Excerpts from last spring’s Purity Pact show
In some ways, it does seem as if more women are emboldened to try their hand at comedy, including at Bowdoin. This spring Callye Bolster ’19 launched an all-female comedy group on campus. A Shakespeare spoof written and performed by Maggie Seymour ’16 and Olivia Atwood ’17, which they developed while students at Bowdoin, is earning glowing reviews in its current run in New York City.
De Bruijn said her honor’s thesis will look at questions such as how marginal identity markers — like race, gender, sexuality, and ethnicity — get performed on stage; who gets to make fun of who and what, where and when; and any differences, if they exist, between women’s comedy (where women are the target audience) and feminist comedy, which is any comedy that “makes a critique of, lampoons, or subverts patriarchal, hegemonic power structures,” according to de Bruijn.
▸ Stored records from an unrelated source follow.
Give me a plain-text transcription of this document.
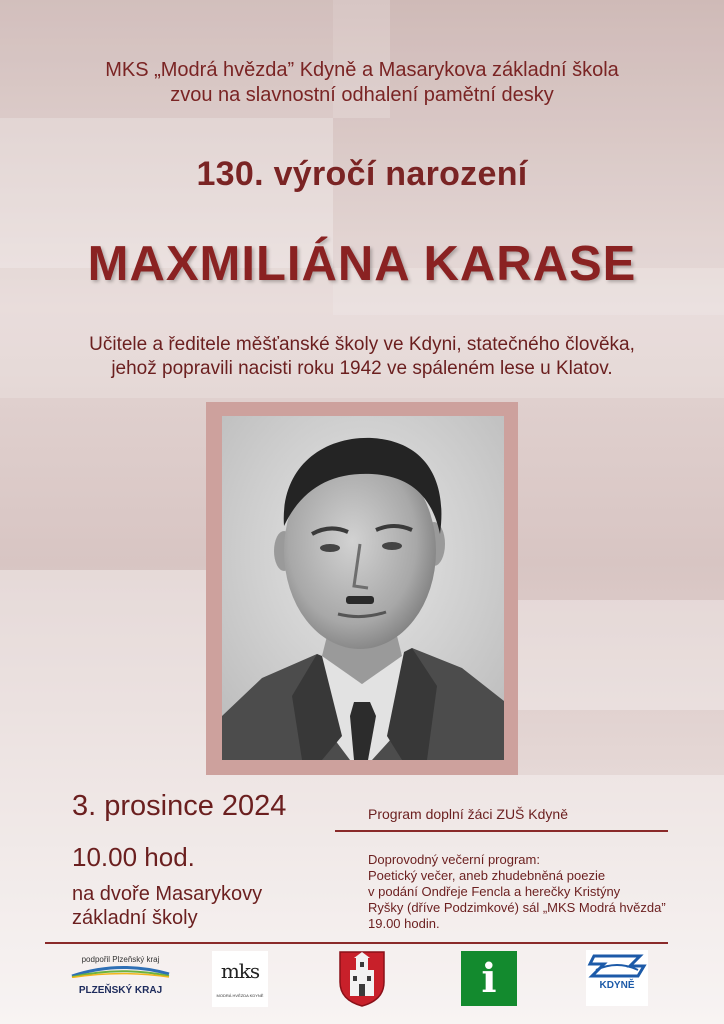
MKS „Modrá hvězda” Kdyně a Masarykova základní škola
zvou na slavnostní odhalení pamětní desky
130. výročí narození
MAXMILIÁNA KARASE
Učitele a ředitele měšťanské školy ve Kdyni, statečného člověka,
jehož popravili nacisti roku 1942 ve spáleném lese u Klatov.
3. prosince 2024
10.00 hod.
na dvoře Masarykovy
základní školy
Program doplní žáci ZUŠ Kdyně
Doprovodný večerní program:
Poetický večer, aneb zhudebněná poezie
v podání Ondřeje Fencla a herečky Kristýny
Ryšky (dříve Podzimkové) sál „MKS Modrá hvězda”
19.00 hodin.
podpořil Plzeňský kraj
PLZEŇSKÝ KRAJ
mks
MODRÁ HVĚZDA KDYNĚ	i	KDYNĚ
And while she’s quick to note that her project is still early in the planning stage, she is considering writing a senior show based on a made-up character she describes as “a feminist performance artist, an ultra-alternative theater type.” This woman would be a conglomeration of all the personalities she’s met growing up as a theater kid and at the Stella Adler Studio of Acting in New York City, where she did a 10-week conservatory program last summer. “My idea is to parody that character through the show. The show itself would be presented as this character’s latest work,” she said.
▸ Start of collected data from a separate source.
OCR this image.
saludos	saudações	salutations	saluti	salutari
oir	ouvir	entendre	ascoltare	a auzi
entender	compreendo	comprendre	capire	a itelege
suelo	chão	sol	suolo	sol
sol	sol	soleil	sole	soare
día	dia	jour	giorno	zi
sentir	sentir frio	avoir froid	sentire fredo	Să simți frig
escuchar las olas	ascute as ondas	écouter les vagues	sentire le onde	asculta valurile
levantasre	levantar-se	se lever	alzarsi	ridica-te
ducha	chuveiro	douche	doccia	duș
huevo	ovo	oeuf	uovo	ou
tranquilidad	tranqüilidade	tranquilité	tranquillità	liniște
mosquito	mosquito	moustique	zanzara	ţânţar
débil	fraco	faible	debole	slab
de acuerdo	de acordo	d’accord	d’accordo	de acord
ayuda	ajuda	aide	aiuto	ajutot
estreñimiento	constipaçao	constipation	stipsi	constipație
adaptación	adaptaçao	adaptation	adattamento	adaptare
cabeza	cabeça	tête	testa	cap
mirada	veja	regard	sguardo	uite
In doing this, she will of course try to be funny, but she’ll also be critiquing her own relationship to “white feminism and white liberalism.” She said there’s something “ripe for parody” about a white woman from Connecticut (de Bruijn grew up in Westport, Conn.) who thinks she can be the “voice of third-wave intersectional feminism.”
While it might strike a few people outside of the comedy world as a bit incongruous to combine serious academic research with putting on a funny and entertaining show, as de Bruijn is planning to do, she said the two pursuits actually go well together.
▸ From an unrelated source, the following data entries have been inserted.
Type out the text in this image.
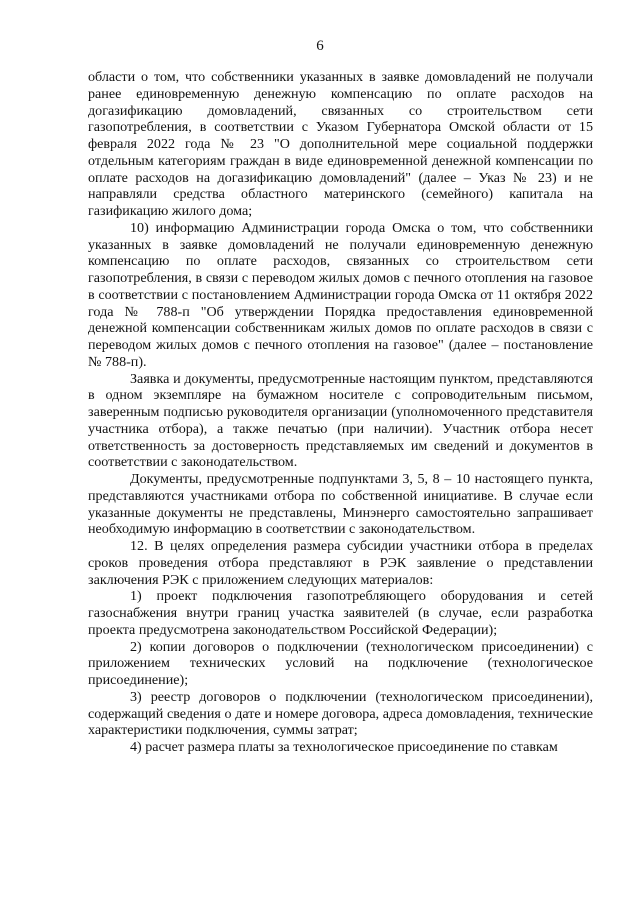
6

области о том, что собственники указанных в заявке домовладений не получали ранее единовременную денежную компенсацию по оплате расходов на догазификацию домовладений, связанных со строительством сети газопотребления, в соответствии с Указом Губернатора Омской области от 15 февраля 2022 года № 23 "О дополнительной мере социальной поддержки отдельным категориям граждан в виде единовременной денежной компенсации по оплате расходов на догазификацию домовладений" (далее – Указ № 23) и не направляли средства областного материнского (семейного) капитала на газификацию жилого дома;

10) информацию Администрации города Омска о том, что собственники указанных в заявке домовладений не получали единовременную денежную компенсацию по оплате расходов, связанных со строительством сети газопотребления, в связи с переводом жилых домов с печного отопления на газовое в соответствии с постановлением Администрации города Омска от 11 октября 2022 года № 788-п "Об утверждении Порядка предоставления единовременной денежной компенсации собственникам жилых домов по оплате расходов в связи с переводом жилых домов с печного отопления на газовое" (далее – постановление № 788-п).

Заявка и документы, предусмотренные настоящим пунктом, представляются в одном экземпляре на бумажном носителе с сопроводительным письмом, заверенным подписью руководителя организации (уполномоченного представителя участника отбора), а также печатью (при наличии). Участник отбора несет ответственность за достоверность представляемых им сведений и документов в соответствии с законодательством.

Документы, предусмотренные подпунктами 3, 5, 8 – 10 настоящего пункта, представляются участниками отбора по собственной инициативе. В случае если указанные документы не представлены, Минэнерго самостоятельно запрашивает необходимую информацию в соответствии с законодательством.

12. В целях определения размера субсидии участники отбора в пределах сроков проведения отбора представляют в РЭК заявление о представлении заключения РЭК с приложением следующих материалов:

1) проект подключения газопотребляющего оборудования и сетей газоснабжения внутри границ участка заявителей (в случае, если разработка проекта предусмотрена законодательством Российской Федерации);

2) копии договоров о подключении (технологическом присоединении) с приложением технических условий на подключение (технологическое присоединение);

3) реестр договоров о подключении (технологическом присоединении), содержащий сведения о дате и номере договора, адреса домовладения, технические характеристики подключения, суммы затрат;

4) расчет размера платы за технологическое присоединение по ставкам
Besides reading a lot of history and theory, she’s been watching three to four hours of comedy a day, all the while writing her own material. “I’ve always been into comedy and watched comedy but didn’t have the historical grounding or context that I’m getting now, and that has been interesting and super helpful for me as a performer,” she said.
“It is a science, and the more you do it, the more you’re able to knock down what that formula is that makes it work,” she said. “Before you see a joke told, it has probably been told 200 times and has gone through 200 iterations. There’s been a 20-word version, an 18-word version, a 15-word version. You have to get the writing done perfectly, figure out which timing works, which vocal inflection, what posture to have, what movements you’re doing.”
Indeed, she’s analyzing comedy so minutely, she says it’s hard to make her laugh much these days. Still, she does continue to get a kick out of her own mishaps. She recounted a story in which, for the second time in her life, a random man has recently followed her down a city street, ripping pieces of bread from a loaf to throw at her. Yes, weird, and definitely creepy. Also — good material.
“I think, ‘Oh great, this is amazing, this is a gold mine,” she said. “So, what, you’re not going to give me a side of olive oil and vinegar, too?” she riffed, before adding: “That is the only way I know how to see the world. Every obstacle or hardship you have, you know you have a way of spinning it that is going to make other people laugh. Which is a very special thing.”